Голос Макиса показался мне необычным, но я не сразу понял почему. Он говорил настойчиво, возможно даже с некоторым раздражением против людей, помогавших делать носилки, но не это привлекло мое внимание. Стараясь осознать, в чем дело, я понял, что его слова звучат неестественно громко на фоне мертвого молчания улицы. Я перевел глаза па темные фигуры у изгороди моего дома. Всем своим поведением они выражали полное безразличие к судьбе Гума’е. Не первый раз я заметил, что у этих людей преобладает стремление избегать трудных ситуаций, которые не касаются их лично. Мне остро захотелось противостоять их враждебности. В тот момент это было не более чем интуитивной реакцией на выражение их лиц, мгновенным уколом беспокойства, который был вскоре забыт. Вечером эта сцена вновь встала передо мной: будто съежившиеся под ярким светом солнца камышовые хижины и тут же фигуры, склонившиеся над Гума’е, которые почему-то казались меньше своей натуральной величины, отчего усиливалось впечатление, что над ними нависла невидимая угроза.
За полчаса из одеяла и бамбуковых палок удалось соорудить носилки. Гума’е уложили, и четверо мужчин помоложе подняли носилки на плечи и понесли. Макис повернулся ко мне и на миг задержался, будто желая что-то сказать. Его глаза выражали потребность поделиться со мной и такое беспокойство, что мной снова овладело чувство тревоги. Но пока я колебался, не зная, подойти к нему или нет, он резко повернулся и пошел за носилками. Проследив взглядом, пока он не исчез, я с тем же чувством смутной тревоги пошел к себе. Мужчины, молча стоявшие у ограды, посторонились, чтобы пропустить меня.
Остаток дня и весь вечер я провел дома, записывая события дня. Толпа на улице не расходилась. Я не многое видел через дверь, расположенную напротив стола, но, поднимая голову, чтобы взглянуть на яркий прямоугольник света, постепенно становившийся из белого темно-золотым, слышал, как мужчины разговаривают вполголоса. Во время ужина, когда на улице обычно звучали безудержный смех и крики детей, они продолжали говорить так же приглушенно. В этот вечер деревня укладывалась спать, как будто затаив что-то, и у меня крепло ощущение, что в мыслях жителей я каким-то образом занимаю центральное место. Никто не зашел ко мне — в первый раз за все время, и даже Хунехуне с подавленным видом зажег лампу и принес еду. Он, казалось, знал что-то непосредственно меня касавшееся и поэтому испытывал смущение.

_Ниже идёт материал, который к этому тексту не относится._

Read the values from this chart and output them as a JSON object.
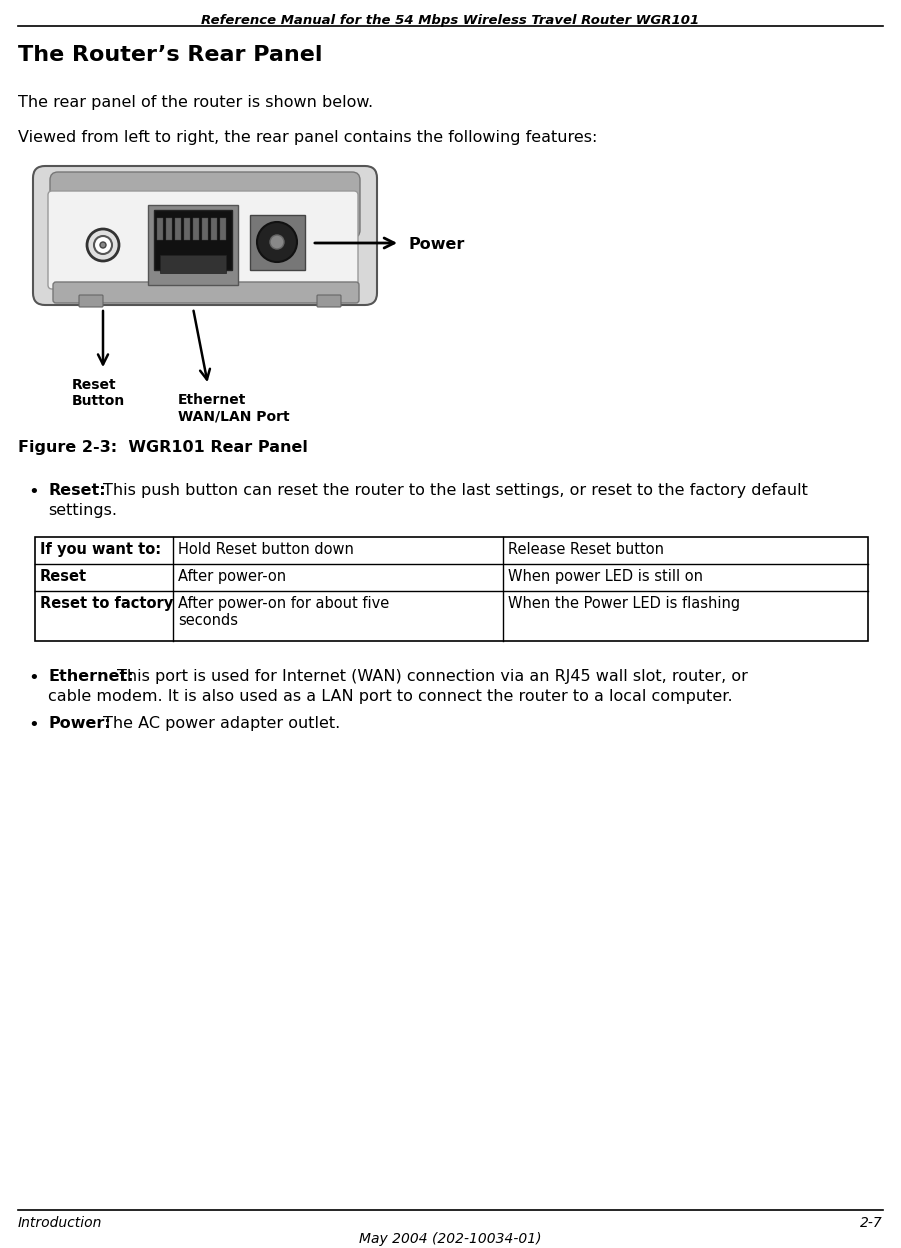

Поев, я попытался вернуться к своей работе, но без особого успеха. Еще никогда я не чувствовал себя в деревне таким одиноким. Перебирая возможные причины этого, я пришел к выводу, что дело не в том, что не было гостей. В другое время я бы радовался передышке, и сейчас меня беспокоило не их отсутствие, а причина, вызвавшая его. Я вспомнил, что, когда Гума’е, Макис и я показались на отроге, нас встретили с глухой враждебностью. Чем больше я думал, тем важнее мне это казалось. Молчание и неподвижность мужчин говорили о чем-то большем, чем о безразличии. В моем сознании они связывались с тревогой, которую проявил Макис, с тоном разговоров на улице и постепенно обретали форму какой-то не вполне понятной мне угрозы.
Отложив работу, я попытался читать, но шипение лампы не давало мне сосредоточиться, и вскоре я решил лечь спать.
Я закрыл книгу и уже отошел от стола, когда в дверях неожиданно выросла фигура мужчины. Я испытал огромное облегчение, когда узнал Макиса, и все мои жесты и голос недвусмысленно выразили радость, которую мне доставил его приход. У меня с языка готовы были сорваться десятки вопросов, но я так и не решился попросить Макиса подтвердить или отвергнуть подозрение (почти ставшее уже уверенностью), что я вызвал гнев жителей Сусуроки.
Когда Макис рассказывал, что произошло после его ухода из Сусуроки, голос его звучал обычно. Они пришли к белому фельдшеру, тот осмотрел Гума’е и направил в больничную палату, расположенную в длинном тростниковом сарае, слабо освещенном керосиновыми лампами. Немытые больные лежали на соломенных тюфяках, брошенных прямо на деревянный настил. Там Макис оставил свою жену вместе с Изазу и женой Бихоре.